Published on September 17th, 2011 | by Saurabh Pandey
ebay X.Commerce & If Indian eCommerce has Missed the Bus?
ebay is gradually but steadily& seriously working towards becoming the dominant ecommerce player if the world. After having been beaten by Taobao in China and observing the surge of Amazon as a cloud-marketplace, it’s not unnatural for ebay to initiate what it calls X.Commerce.
ebay realises that to win this battle, it has to play the end-to-end game; meaning ebay wants to control, payments, logistics & supply chain, multichannel customer experience & transaction,
enabling hosted shopfronts, and providing scale & targetd reach to SMBs, large enterprises or C2C merchants
I tried creating an infographic to show the ebay strategy based on my understanding and you can understand how the recent buy-outs by ebay are starting to make sense.

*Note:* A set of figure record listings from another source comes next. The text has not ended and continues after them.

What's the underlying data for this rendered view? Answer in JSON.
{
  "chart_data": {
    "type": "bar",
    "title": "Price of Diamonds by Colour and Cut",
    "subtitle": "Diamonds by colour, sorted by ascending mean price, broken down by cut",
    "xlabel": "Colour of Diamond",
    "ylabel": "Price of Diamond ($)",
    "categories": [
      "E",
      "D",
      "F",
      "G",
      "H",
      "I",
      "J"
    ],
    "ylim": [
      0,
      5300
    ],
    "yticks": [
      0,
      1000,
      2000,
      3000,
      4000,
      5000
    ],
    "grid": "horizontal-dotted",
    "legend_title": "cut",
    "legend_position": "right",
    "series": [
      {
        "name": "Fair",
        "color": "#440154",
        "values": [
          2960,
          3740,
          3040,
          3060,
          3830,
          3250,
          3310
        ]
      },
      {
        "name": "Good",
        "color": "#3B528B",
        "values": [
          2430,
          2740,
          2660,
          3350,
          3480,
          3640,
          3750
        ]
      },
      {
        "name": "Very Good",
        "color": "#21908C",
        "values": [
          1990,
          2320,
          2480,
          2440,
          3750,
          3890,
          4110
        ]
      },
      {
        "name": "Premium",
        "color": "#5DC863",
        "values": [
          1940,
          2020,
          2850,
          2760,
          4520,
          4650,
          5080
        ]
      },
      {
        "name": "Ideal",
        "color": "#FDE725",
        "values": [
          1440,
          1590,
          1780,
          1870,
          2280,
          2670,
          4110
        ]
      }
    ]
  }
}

Let’s look at the buy outs first:
1. Where.com – Over 1.2 lac retailers onboard. Location based ad-network + local deals. (USD135M)
2. Milo.com-local ecommerce player (USD 75M)
3. Magento.com- Open sourced ecom platform-alongwith mcommerce and hosted shopfront options. Over 90,000 retailers onboard. (ebay bought 49% stake last year @ USD22.5M, the rest 51% was bought this year)
4. GSI- Complete logistics, order management and CRM platform. ((USD 1.96B)
5. PayPal: mobile and web payments (USD1.5B)
6. FigCard- Point of purchase payments (figures not available)
7. Red Laser- barcode reading app (bought in 2010)
At the centre of the ebay nervous system is the Open Sourced Web & Mobile Platform- Magento-this platform can enable anyone to start a shop, and enables customers to transact
from a web or mobile platform. This platform also enables developers to develop applications and solutions which can be bought by both buyers and sellers
On this platform ebay plugged in PayPal for payment integration, and GSI for logistics, supply chain, and customer care.
This kind of closes the loop for everyone.
The services range from free to a few thousand dollars a year for merchants.
But the story is not over yet, ebay understands the merit of local shopping, local search, and offline payments. If these could be
brought in the ebay ecosystem then ebay will indeed control the real end-to-end of shopping.
And that’s how Milo, Figo and Red Laser make sense.
Milo is a local ecommerce platform- that allows users to search and buy products within a specific geography. This will also be integrated with the Open Source Platform.
Red Laser- allows users with smartphone to do comparison shopping offline, and then buy online near their location (courstey Milo), through barcode readers. (ebay had sold USD 600M of products through mobile phones in 2009, and tosay 10% of all ebay sales are on Mobile phones in UK)
‘Where’ allows users to search intersting deals locally, and also allows advertisers and merchants to target users by geography.
Figcard is another interesting acquisition, given that it enables offline transactions via mobile. Watch this very interesting video on how Fig Card works here:
An interesting read on Mobile Payments is also here
The question, after having read the above, is Are Indian eCommerce companies thinking on these lines yet? And more importantly- have Indian eCommerce players missed the bus already?